Васильев рассказал случай, как однажды они вместе ехали в трамвае (в то время кондуктор давал вагоновожатому знак отправления звонком, дернув за веревку), и Котик вдруг стал дергать за веревку, по ассоциации с колокольной. После "маленького скандала" -- когда он "пришел в себя" -- они извинились перед кондуктором. Художнику казалось, что Котик все время пребывает в центре музыкальной звуковой среды, не выключается из нее... Еще рассказал, что видел Котик звук -- в цвете. Людей он тоже "видел" и разделял по цвету. Для него А. П. Васильев был ре мажор и оранжевого цвета.

"Однажды он пришел к нам, -- рассказывал Васильев. -- Начинающая художница подбирала на пианино какой-то модный в те годы фокстрот, вроде "Джона Грея", другие, дурачась, танцевали. Игравшая тоже хотела танцевать. "Костя, сыграй нам", -- попросила она. Он улыбнулся, сел и мгновенно воспроизвел ее "исполнение" фокстрота со всеми его особенностями, как если бы оно записалось у него на магнитофонной пленке. Играл он на всех инструментах".

Недавно я получила. письмо от моей гимназической подруги, бывшей певицы Народного дома Н Ф. .Мурзо-Маркеловой:

"Моя мать и я, да и многие, звали его "колоколистом", а не "звонарем", как ты, потому что он был на особом положении среди звонарей.

Он пришел ко мне как настройщик, и, конечно, после него никто и никогда не сравнится с ним в настраивании роялей".

Да, моя Нина права. Равного ему настройщика не было. Он входил в дом -с шутками, как входит Дед-Мороз: неся им праздничные веселье и радость. Он потирал руки, он исходил прибаутками. Его длинно-широкие, карие, восточного типа глаза сверкали. Он смеялся. Он радовался. Вот сейчас рояль -- эта "темперированная, да к тому же расстроенная дура" -- преобразится. Его абсолютный слух геройски готовился к испытанию.

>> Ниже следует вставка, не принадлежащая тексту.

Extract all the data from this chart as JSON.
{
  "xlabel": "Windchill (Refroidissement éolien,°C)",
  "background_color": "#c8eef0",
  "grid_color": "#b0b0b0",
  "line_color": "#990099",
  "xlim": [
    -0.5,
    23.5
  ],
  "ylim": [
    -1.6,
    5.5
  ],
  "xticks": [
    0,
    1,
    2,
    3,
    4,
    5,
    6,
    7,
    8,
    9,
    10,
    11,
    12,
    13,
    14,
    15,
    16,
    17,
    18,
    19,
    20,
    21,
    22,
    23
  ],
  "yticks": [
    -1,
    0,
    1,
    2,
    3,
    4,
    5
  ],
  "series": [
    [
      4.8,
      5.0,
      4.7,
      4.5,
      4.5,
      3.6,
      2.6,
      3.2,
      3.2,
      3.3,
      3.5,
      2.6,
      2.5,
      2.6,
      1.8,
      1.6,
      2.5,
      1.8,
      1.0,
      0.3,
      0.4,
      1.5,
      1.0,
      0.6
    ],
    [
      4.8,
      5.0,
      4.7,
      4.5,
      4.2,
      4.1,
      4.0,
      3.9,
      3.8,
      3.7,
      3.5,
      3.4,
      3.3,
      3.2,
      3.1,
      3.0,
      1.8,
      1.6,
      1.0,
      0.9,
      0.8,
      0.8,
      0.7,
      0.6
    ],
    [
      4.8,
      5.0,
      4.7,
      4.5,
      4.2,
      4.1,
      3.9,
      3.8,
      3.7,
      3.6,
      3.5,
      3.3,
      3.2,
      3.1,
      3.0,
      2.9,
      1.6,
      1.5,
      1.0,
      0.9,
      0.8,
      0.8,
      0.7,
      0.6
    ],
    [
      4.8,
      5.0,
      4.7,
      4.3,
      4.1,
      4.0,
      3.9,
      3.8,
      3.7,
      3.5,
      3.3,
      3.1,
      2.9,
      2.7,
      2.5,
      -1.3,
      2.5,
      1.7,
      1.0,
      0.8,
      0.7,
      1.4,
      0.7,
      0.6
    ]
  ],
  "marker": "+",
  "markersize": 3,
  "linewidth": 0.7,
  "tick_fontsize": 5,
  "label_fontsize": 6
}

-- Можно нначать? -- говорил он.

И вот еще одно воспоминание о моем герое. Рассказала это хормейстер Л. Ф. Уралова-Иванова, в те годы -- студентка консерватории, ученица профессора П. Г. Чеснокова.

-- Я была старостой и однажды услышала, как товарищи-студенты говорили друг другу: "Сегодня сбегаем с истории..." "Зачем?" -- спросила я. -- "Котик Сараджев звонит в церкви!" -- "Ну и что?" -- "Так мы же идем слушать его звон! А ты?" -- "Зачем я пойду? Я знаю хороший колокольный звон". -- "Да это совсем не то, -- уговаривали студенты. -- Это же не церковный звон! Это надо слышать! Музыканты обязаны это и слышать и знать! Такого в жизни никогда не было!" Мы уже сбегали по лестнице.

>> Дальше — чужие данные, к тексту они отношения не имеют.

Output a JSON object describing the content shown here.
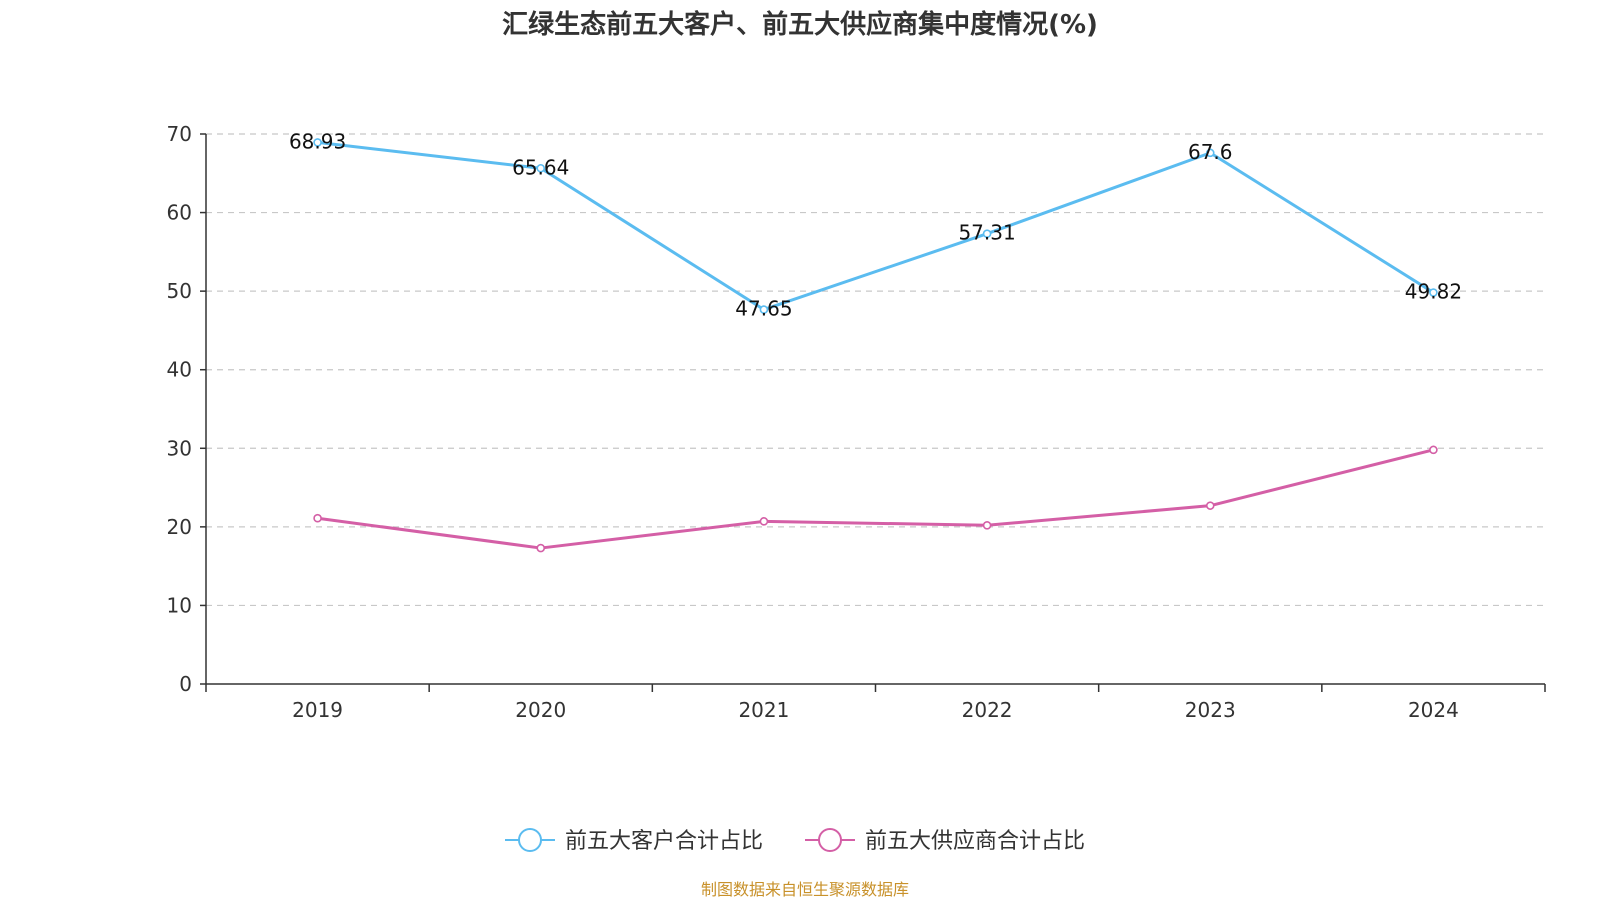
{
  "chart_data": {
    "type": "line",
    "title": "汇绿生态前五大客户、前五大供应商集中度情况(%)",
    "categories": [
      "2019",
      "2020",
      "2021",
      "2022",
      "2023",
      "2024"
    ],
    "ylim": [
      0,
      70
    ],
    "yticks": [
      0,
      10,
      20,
      30,
      40,
      50,
      60,
      70
    ],
    "grid": true,
    "legend_position": "bottom-center",
    "series": [
      {
        "name": "前五大客户合计占比",
        "color": "#5bbcf0",
        "values": [
          68.93,
          65.64,
          47.65,
          57.31,
          67.6,
          49.82
        ],
        "labels": [
          "68.93",
          "65.64",
          "47.65",
          "57.31",
          "67.6",
          "49.82"
        ],
        "show_labels": true
      },
      {
        "name": "前五大供应商合计占比",
        "color": "#d45fa6",
        "values": [
          21.1,
          17.3,
          20.7,
          20.2,
          22.7,
          29.8
        ],
        "show_labels": false
      }
    ],
    "source": "制图数据来自恒生聚源数据库"
  }
}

Позднее о К.К. Сараджеве мне пришлось услыхать от профессора Г.А. Дмитриевского, -- продолжала она, -- но уже не как о мастере колокольного звона, а как о музыканте гениальной одаренности.

Приятно мне было получить письмо старого москвича, писателя Б.А. Тарасова:

"Котика Сараджева я видел, ходил слушать его звон в Кисловский переулок. Он производил удивительное впечатление человека, одержимого идеей -- выразить переполнявшие его звуки через колокольную симфонию... Играл он самозабвенно-отрешенно, играл, забывая все и вся.

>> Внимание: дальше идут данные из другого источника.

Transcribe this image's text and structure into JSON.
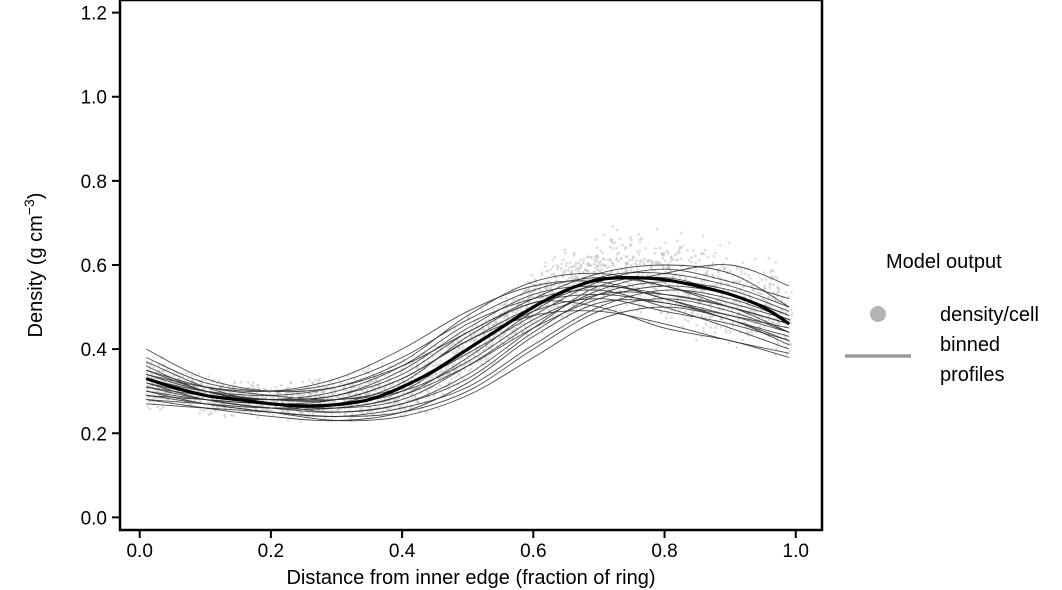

Он был красив, черты мягче, чем у его отца. Поразительно длинные белые пальцы, такие пальцы я видел только у Софроницкого, но у того руки были крупные, а у Котика -- обычные".

Перед окончанием моего "Сказа" я встретилась со своим старым другом, писательницей и художницей Мариечкой Гонтой. Оказалось, она слышала звон Котика, была на концерте "известного звонаря Москвы, молодого музыканта Сараджева".

-- Незабываемо! Ни с чем не сравнимо! Колоколенка в Староконюшенном переулке, как и церковь, была низкая, с широкими аркадами. На фоне синевы выделяется летучий силуэт человека без шапки, в длинной рубахе, державшего в руках веревочные вожжи ушедших в небо гигантских коней. Пудовые колокольцы неистово гремели, раскалывая небо жарким пламенем праздничного звона.

Большой колокол -- как гром; средние -- как шум лесов, а самые малые -как громкий щебет птиц. Оживший голос природы! Стихии заговорили! И всем этим многоголосьем правит человек, держащий в руках струны голосов. Это была музыка сфер! Вселенская, теперь бы сказали -- космическая!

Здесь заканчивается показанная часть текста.